Çizelge.4: Sürdürülebilir Gelişmenin Kentsel Hedef ve Göstergeleri[7]

Gelişme Hedefleri

Göstergeler

Büyümenin denetlenmesi ve yayılmanın önlenmesi-kompakt kent formu

Küresel iklim değişikliği göstergesi

Sürdürülebilir ulaşım

Hava kalitesi göstergesi

Kentsel alanın yoğunluğu

Asitleşme göstergesi

Karma arazi kullanımı

Ekosistem zehirli atık (toksifikasyon) göstergesi

Güneşe (ve diğer yenilenebilir enerji kaynaklarına) yönelen ENERJİ TASARRUFU

Kentsel hareketlilik veya temiz ulaşım göstergesi

Yeşil alanları koruma ve yeşillendirme uygulamaları (Örn. Yeşil Çatı)
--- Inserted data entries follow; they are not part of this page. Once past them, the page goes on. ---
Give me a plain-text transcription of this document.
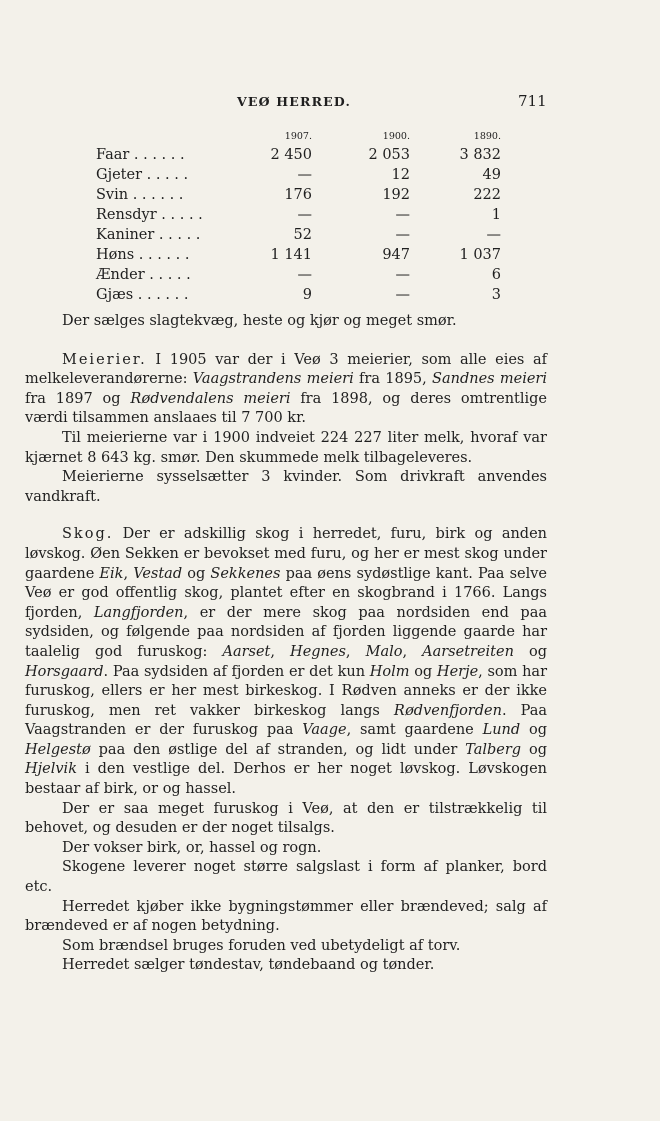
VEØ HERRED.	711
	1907.	1900.	1890.
Faar . . . . . .	2 450	2 053	3 832
Gjeter . . . . .	—	12	49
Svin . . . . . .	176	192	222
Rensdyr . . . . .	—	—	1
Kaniner . . . . .	52	—	—
Høns . . . . . .	1 141	947	1 037
Ænder . . . . .	—	—	6
Gjæs . . . . . .	9	—	3

Der sælges slagtekvæg, heste og kjør og meget smør.

Meierier. I 1905 var der i Veø 3 meierier, som alle eies af melkeleverandørerne: Vaagstrandens meieri fra 1895, Sandnes meieri fra 1897 og Rødvendalens meieri fra 1898, og deres omtrentlige værdi tilsammen anslaaes til 7 700 kr.

Til meierierne var i 1900 indveiet 224 227 liter melk, hvoraf var kjærnet 8 643 kg. smør. Den skummede melk tilbageleveres.

Meierierne sysselsætter 3 kvinder. Som drivkraft anvendes vandkraft.

Skog. Der er adskillig skog i herredet, furu, birk og anden løvskog. Øen Sekken er bevokset med furu, og her er mest skog under gaardene Eik, Vestad og Sekkenes paa øens sydøstlige kant. Paa selve Veø er god offentlig skog, plantet efter en skogbrand i 1766. Langs fjorden, Langfjorden, er der mere skog paa nordsiden end paa sydsiden, og følgende paa nordsiden af fjorden liggende gaarde har taalelig god furuskog: Aarset, Hegnes, Malo, Aarsetreiten og Horsgaard. Paa sydsiden af fjorden er det kun Holm og Herje, som har furuskog, ellers er her mest birkeskog. I Rødven anneks er der ikke furuskog, men ret vakker birkeskog langs Rødvenfjorden. Paa Vaagstranden er der furuskog paa Vaage, samt gaardene Lund og Helgestø paa den østlige del af stranden, og lidt under Talberg og Hjelvik i den vestlige del. Derhos er her noget løvskog. Løvskogen bestaar af birk, or og hassel.

Der er saa meget furuskog i Veø, at den er tilstrækkelig til behovet, og desuden er der noget tilsalgs.

Der vokser birk, or, hassel og rogn.

Skogene leverer noget større salgslast i form af planker, bord etc.

Herredet kjøber ikke bygningstømmer eller brændeved; salg af brændeved er af nogen betydning.

Som brændsel bruges foruden ved ubetydeligt af torv.

Herredet sælger tøndestav, tøndebaand og tønder.
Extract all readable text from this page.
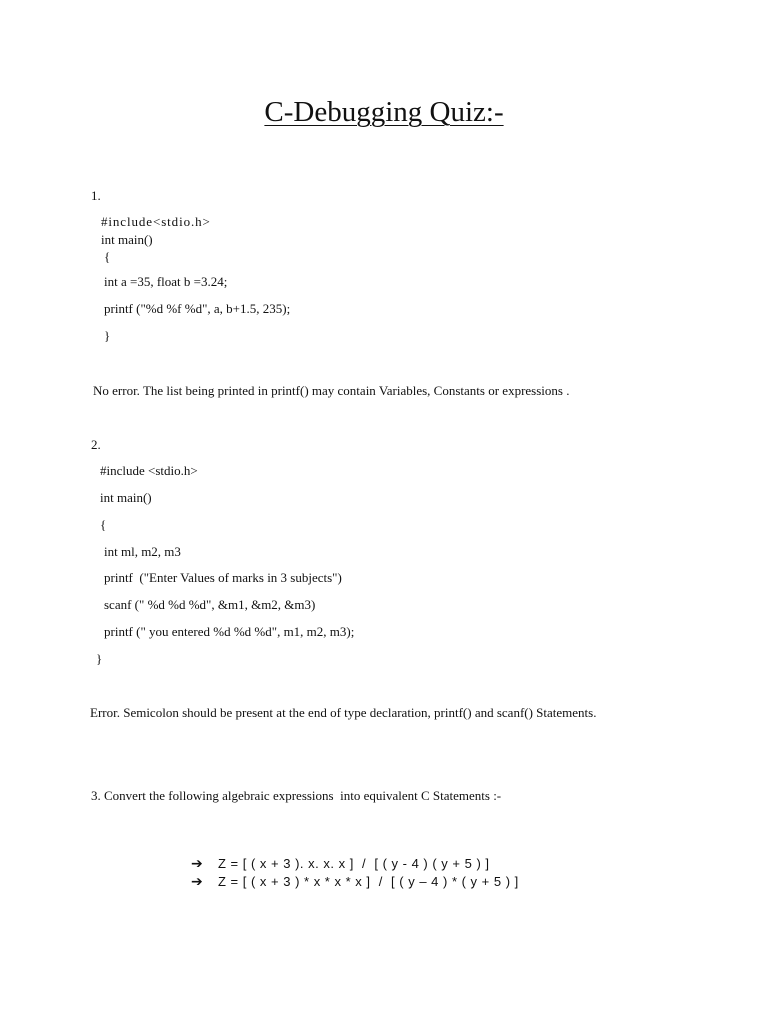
C-Debugging Quiz:-
1.
#include<stdio.h>
int main()
{
int a =35, float b =3.24;
printf ("%d %f %d", a, b+1.5, 235);
}
No error. The list being printed in printf() may contain Variables, Constants or expressions .
2.
#include <stdio.h>
int main()
{
int ml, m2, m3
printf  ("Enter Values of marks in 3 subjects")
scanf (" %d %d %d", &m1, &m2, &m3)
printf (" you entered %d %d %d", m1, m2, m3);
}
Error. Semicolon should be present at the end of type declaration, printf() and scanf() Statements.
3. Convert the following algebraic expressions  into equivalent C Statements :-
➔ Z = [ ( x + 3 ). x. x. x ]  /  [ ( y - 4 ) ( y + 5 ) ]
➔ Z = [ ( x + 3 ) * x * x * x ]  /  [ ( y – 4 ) * ( y + 5 ) ]
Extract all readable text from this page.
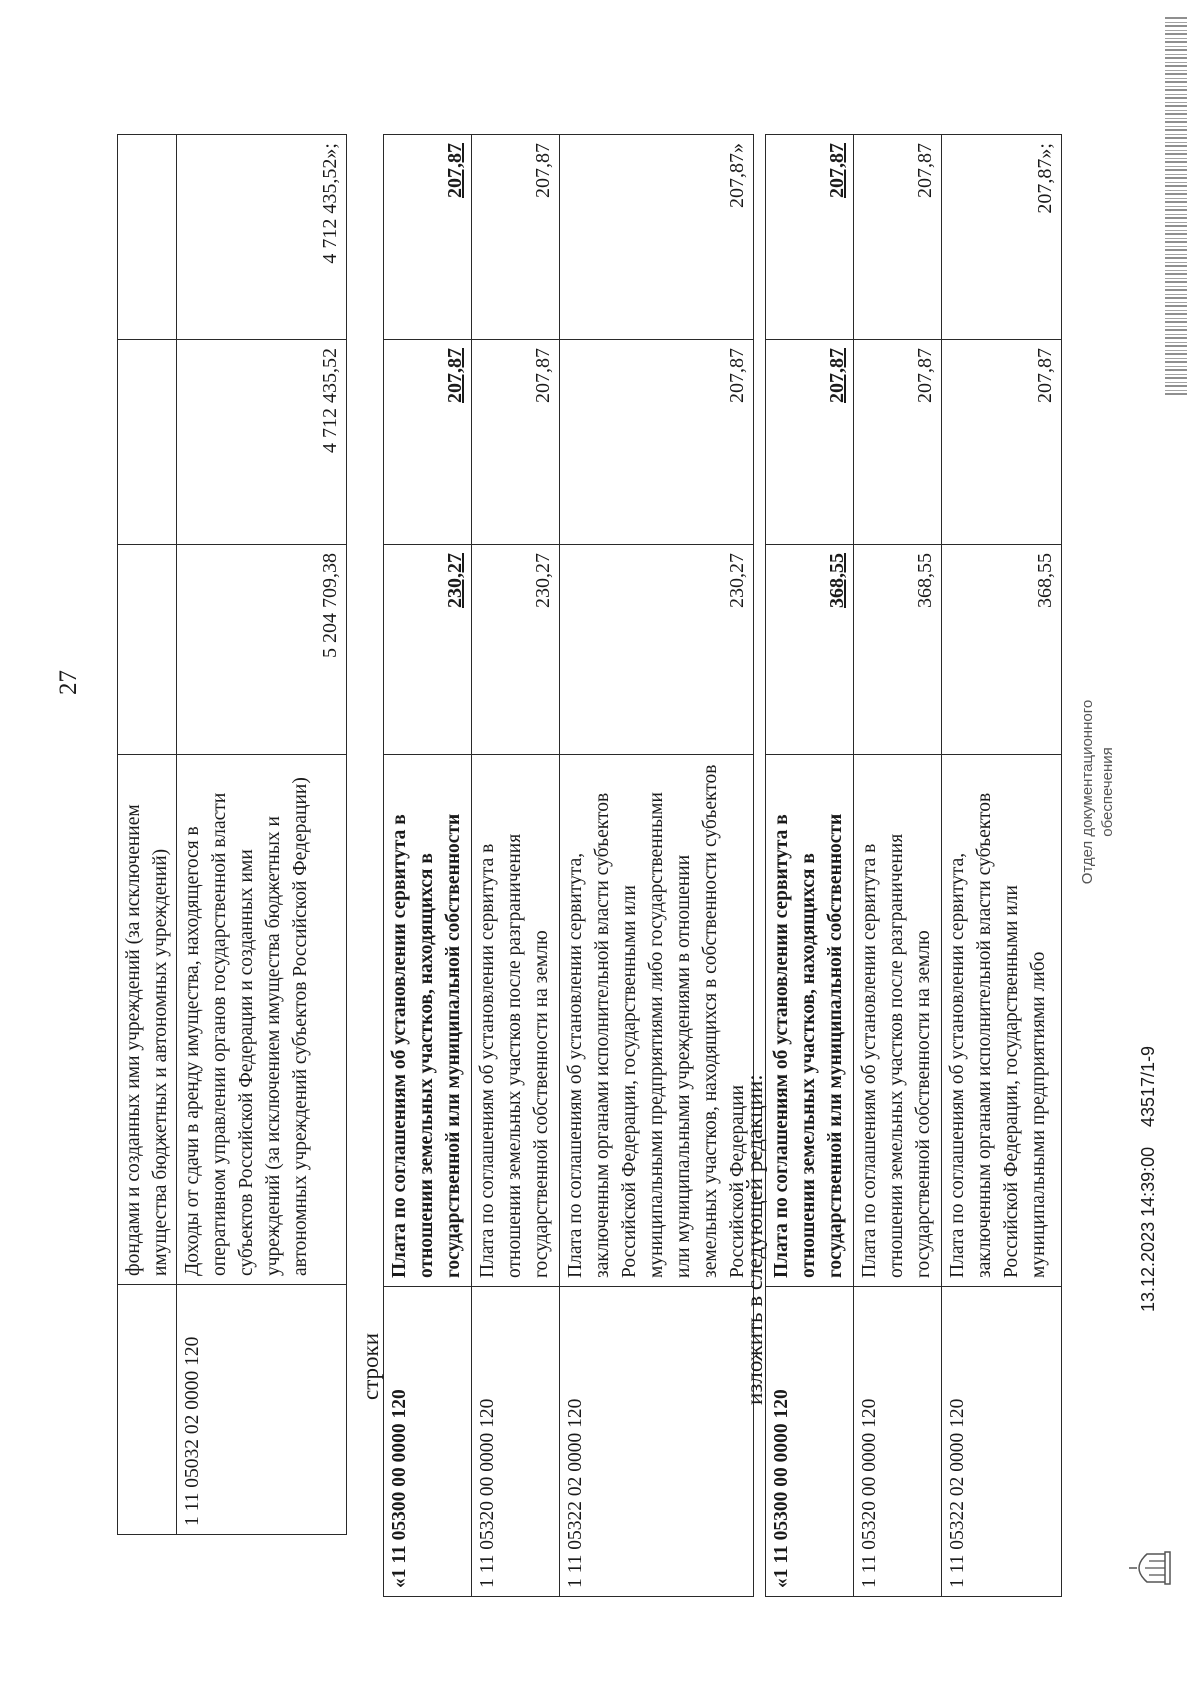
27
	фондами и созданных ими учреждений (за исключением имущества бюджетных и автономных учреждений)			
1 11 05032 02 0000 120	Доходы от сдачи в аренду имущества, находящегося в оперативном управлении органов государственной власти субъектов Российской Федерации и созданных ими учреждений (за исключением имущества бюджетных и автономных учреждений субъектов Российской Федерации)	5 204 709,38	4 712 435,52	4 712 435,52»;
строки
«1 11 05300 00 0000 120	Плата по соглашениям об установлении сервитута в отношении земельных участков, находящихся в государственной или муниципальной собственности	230,27	207,87	207,87
1 11 05320 00 0000 120	Плата по соглашениям об установлении сервитута в отношении земельных участков после разграничения государственной собственности на землю	230,27	207,87	207,87
1 11 05322 02 0000 120	Плата по соглашениям об установлении сервитута, заключенным органами исполнительной власти субъектов Российской Федерации, государственными или муниципальными предприятиями либо государственными или муниципальными учреждениями в отношении земельных участков, находящихся в собственности субъектов Российской Федерации	230,27	207,87	207,87»
изложить в следующей редакции:
«1 11 05300 00 0000 120	Плата по соглашениям об установлении сервитута в отношении земельных участков, находящихся в государственной или муниципальной собственности	368,55	207,87	207,87
1 11 05320 00 0000 120	Плата по соглашениям об установлении сервитута в отношении земельных участков после разграничения государственной собственности на землю	368,55	207,87	207,87
1 11 05322 02 0000 120	Плата по соглашениям об установлении сервитута, заключенным органами исполнительной власти субъектов Российской Федерации, государственными или муниципальными предприятиями либо	368,55	207,87	207,87»;
13.12.2023 14:39:00
43517/1-9
Отдел документационного обеспечения
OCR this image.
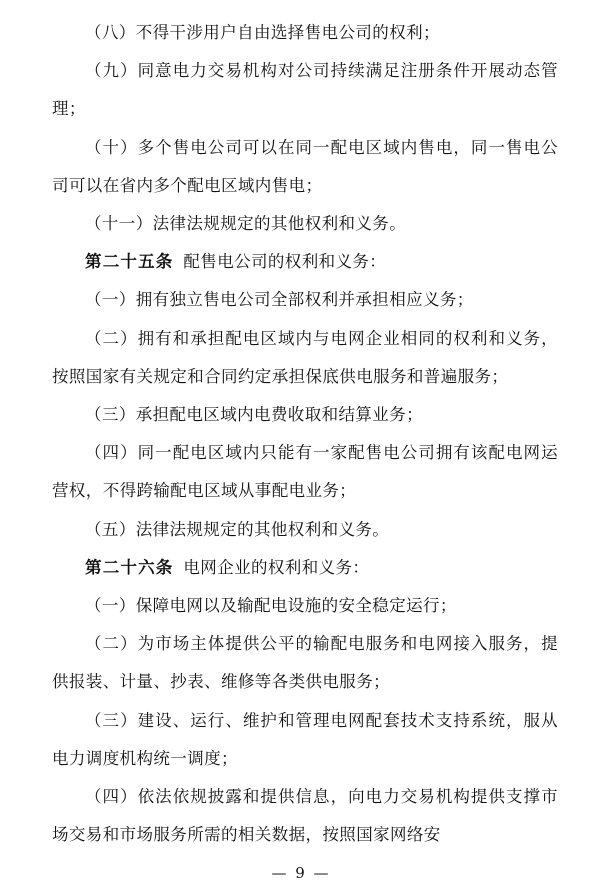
（八）不得干涉用户自由选择售电公司的权利；

（九）同意电力交易机构对公司持续满足注册条件开展动态管理；

（十）多个售电公司可以在同一配电区域内售电，同一售电公司可以在省内多个配电区域内售电；

（十一）法律法规规定的其他权利和义务。

第二十五条 配售电公司的权利和义务：

（一）拥有独立售电公司全部权利并承担相应义务；

（二）拥有和承担配电区域内与电网企业相同的权利和义务，按照国家有关规定和合同约定承担保底供电服务和普遍服务；

（三）承担配电区域内电费收取和结算业务；

（四）同一配电区域内只能有一家配售电公司拥有该配电网运营权，不得跨输配电区域从事配电业务；

（五）法律法规规定的其他权利和义务。

第二十六条 电网企业的权利和义务：

（一）保障电网以及输配电设施的安全稳定运行；

（二）为市场主体提供公平的输配电服务和电网接入服务，提供报装、计量、抄表、维修等各类供电服务；

（三）建设、运行、维护和管理电网配套技术支持系统，服从电力调度机构统一调度；

（四）依法依规披露和提供信息，向电力交易机构提供支撑市场交易和市场服务所需的相关数据，按照国家网络安

— 9 —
Katı atık yönetimi göstergesi

 

          Rahatsız edici güneş ve rüzgâr koşullarından korunmuş, fakat gerekli hava akışının engellenmediği kamusal açık alanlar, kentsel yaşamı korumak, canlandırmak, zenginleştirmek amacıyla düzenlenen etkinlikler için konforlu ve rahat mekanlar sunmaktadır. Dolayısıyla, bina formunun yayaların bulunduğu mekanlara olumlu katkı sağlaması ve konforlu rüzgâr ve güneş koşulları oluşturması önemli bir konu haline gelmektedir (Günel ve Ilgın, 2007: 59-63). Son yüzyılda dünyanın birçok kentinde yüksek binaların oluşturduğu yapı tipolojisi yaygınlaşmıştır. Bu yapılar gölgeleme, gün ışığı kaybı ve rüzgâr rejimlerini etkileme gibi birçok sorunun da kaynağı olmuştur. Bu durumda, yeni yapılacak binaların “güneş ve rüzgâr haklarını” gözeten ve mikroiklimsel analizlerin yapıldığı bir tasarım anlayışı ile ele alınması gerekmektedir.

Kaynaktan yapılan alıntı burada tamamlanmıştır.